Page last updated at 15:59 GMT, Wednesday, 25 April 2007 16:59 UK

Putting out the bins in Europe

Rubbish bins
Is rubbish collection elsewhere in Europe better than the UK?
Some councils in the UK now collect rubbish fortnightly rather than every week - how does that compare to other European countries?

Councils who have made the switch have seen recycling rates improve from 30% for compared with 23% still collecting every week.

But the change in collections has been criticised, with complaints about vermin, maggots and odour from rotting rubbish.


For central city dwellers in Madrid, rubbish collection can be relied upon at least six days a week.

Apartment buildings have a communal wheelie bin which is left out overnight for early morning collection.

Recycling barrels on the street allow Madrilenos to recycle glass, plastic and paper.

There has been more publicity in recent years urging people to recycle - and about what household waste should not be thrown into landfills.


In central Brussels, non-recyclable waste is collected once a week.

On other days, other waste which can be recycled, such as glass, plastic and tins, is picked up. Waste has to be separated by the householder.

In smaller towns, waste may be collected on a fortnightly basis.

Rubbish collection also includes regular opportunities to get rid of larger items, such as unwanted furniture.


Paris rubbish and recycling bins
Recycling bins in are increasingly common sights in Paris

In Paris, rubbish is collected at least once a day - either early in the morning or at night. Collection is sometimes contracted out by town halls to waste collectors.

In addition, most apartment buildings have a recycling station with separate bins for plastics, paper, glass and other waste.


In Rome, household waste is collected every day, including on Sunday, and on the majority of public holidays. The only days there are not collections are religious holidays such as Easter Sunday and Christmas Day.

In central Rome, there are three or four rubbish bins for apartment buildings.

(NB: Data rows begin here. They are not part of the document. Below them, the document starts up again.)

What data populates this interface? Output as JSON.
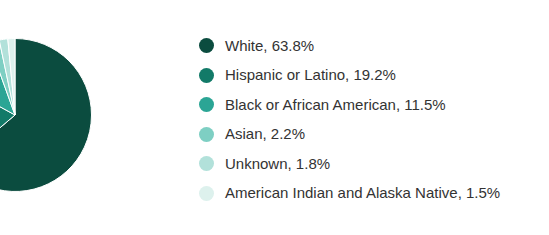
{
  "chart_data": {
    "type": "pie",
    "categories": [
      "White, 63.8%",
      "Hispanic or Latino, 19.2%",
      "Black or African American, 11.5%",
      "Asian, 2.2%",
      "Unknown, 1.8%",
      "American Indian and Alaska Native, 1.5%"
    ],
    "values": [
      63.8,
      19.2,
      11.5,
      2.2,
      1.8,
      1.5
    ],
    "colors": [
      "#0b4c3f",
      "#127a68",
      "#2ba595",
      "#7ecfc3",
      "#b2e1da",
      "#ddf1ed"
    ],
    "legend": "right"
  }
}
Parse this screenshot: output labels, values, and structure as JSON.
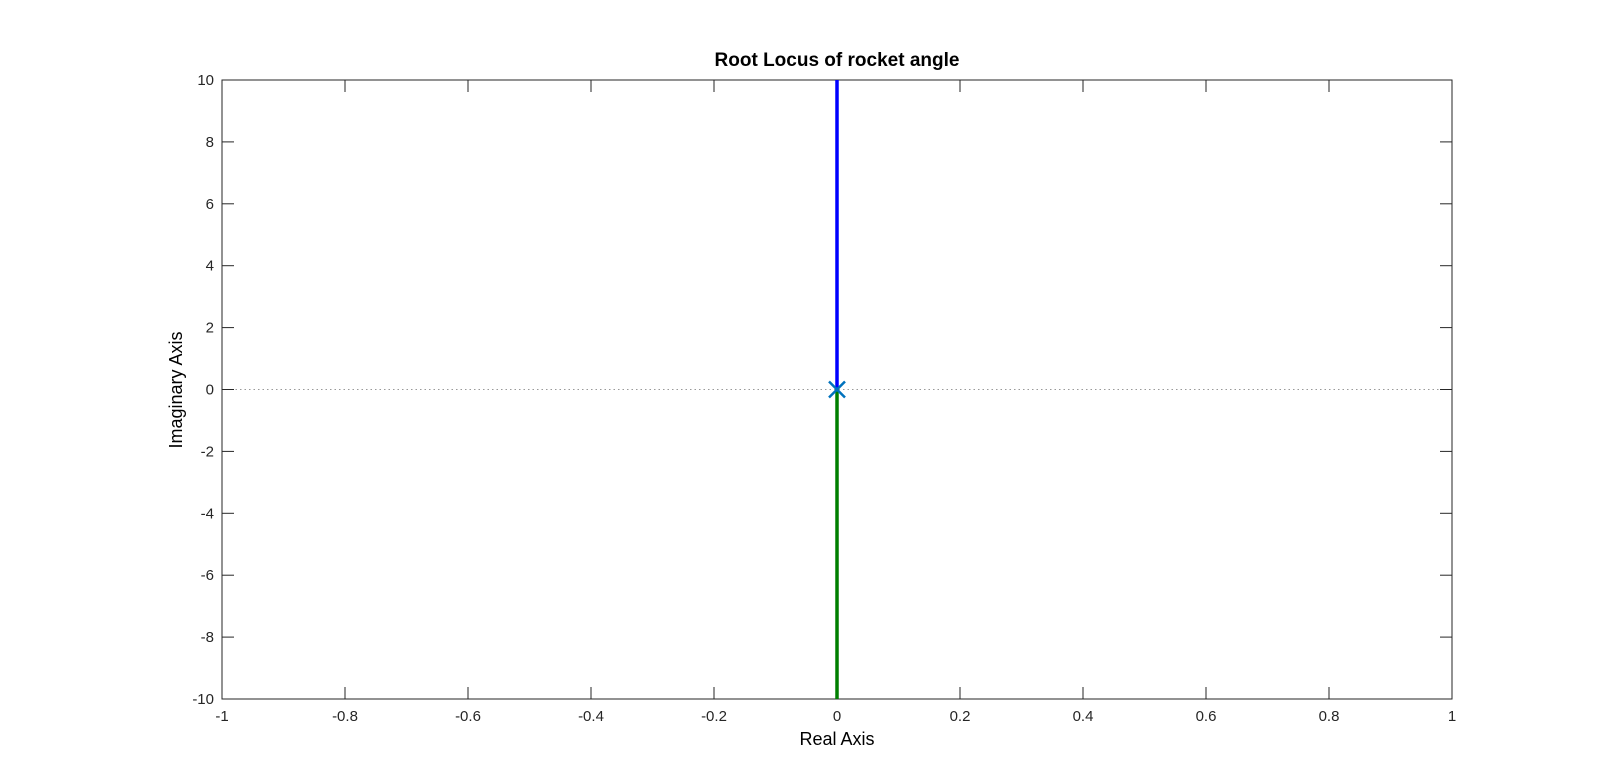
{
  "chart_data": {
    "type": "line",
    "title": "Root Locus of rocket angle",
    "xlabel": "Real Axis",
    "ylabel": "Imaginary Axis",
    "xlim": [
      -1,
      1
    ],
    "ylim": [
      -10,
      10
    ],
    "xticks": [
      -1,
      -0.8,
      -0.6,
      -0.4,
      -0.2,
      0,
      0.2,
      0.4,
      0.6,
      0.8,
      1
    ],
    "xtick_labels": [
      "-1",
      "-0.8",
      "-0.6",
      "-0.4",
      "-0.2",
      "0",
      "0.2",
      "0.4",
      "0.6",
      "0.8",
      "1"
    ],
    "yticks": [
      -10,
      -8,
      -6,
      -4,
      -2,
      0,
      2,
      4,
      6,
      8,
      10
    ],
    "ytick_labels": [
      "-10",
      "-8",
      "-6",
      "-4",
      "-2",
      "0",
      "2",
      "4",
      "6",
      "8",
      "10"
    ],
    "grid": false,
    "reference_line": {
      "y": 0,
      "style": "dotted",
      "color": "#999999"
    },
    "series": [
      {
        "color": "#0000ff",
        "x": [
          0,
          0
        ],
        "y": [
          0,
          10
        ]
      },
      {
        "color": "#007f00",
        "x": [
          0,
          0
        ],
        "y": [
          0,
          -10
        ]
      }
    ],
    "poles": [
      {
        "x": 0,
        "y": 0,
        "marker": "x",
        "color": "#0072bd"
      }
    ],
    "colors": {
      "axis": "#262626",
      "background": "#ffffff"
    }
  }
}
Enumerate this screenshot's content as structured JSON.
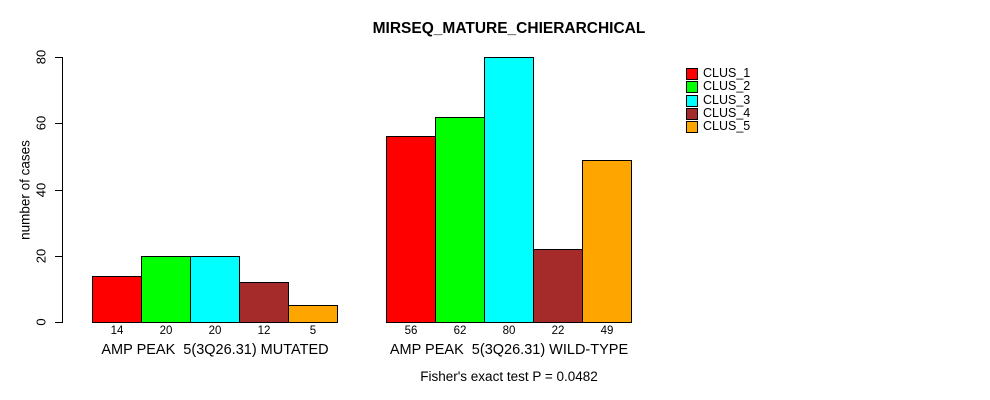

Romans are not noted for their enthusiasm in sorting their waste into glass, plastic, paper or mixed waste.

In 2005, the BBC's Jeremy Bowen in Rome reported that the city council had ordered some 2,500 new recycling bins, but finding recycling bins was still difficult.

Italy lags far behind recycling rates of European leaders such as Germany or Denmark.

In Naples, in 2004, schools were closed to protect children from health risks from garbage in the streets after the city's incinerators were overwhelmed with waste.


Residents in apartment buildings in the centre of the German capital have their rubbish collected once a week - but the system is a little more intricate than it first seems.

Germans separate their waste into paper, glass, metal waste and mixed waste - and each of these is collected once a week, with collections on different days.

Those living in private homes can request rubbish collection twice or three times a week, and pay extra in their rates for this service.

Germans also have a system where they can get rid of items like furniture or old appliances free of charge - these larger items are then broken into separate recyclable materials such as metal or wood.

The BBC spoke to staff and freelancers in European cities for this article.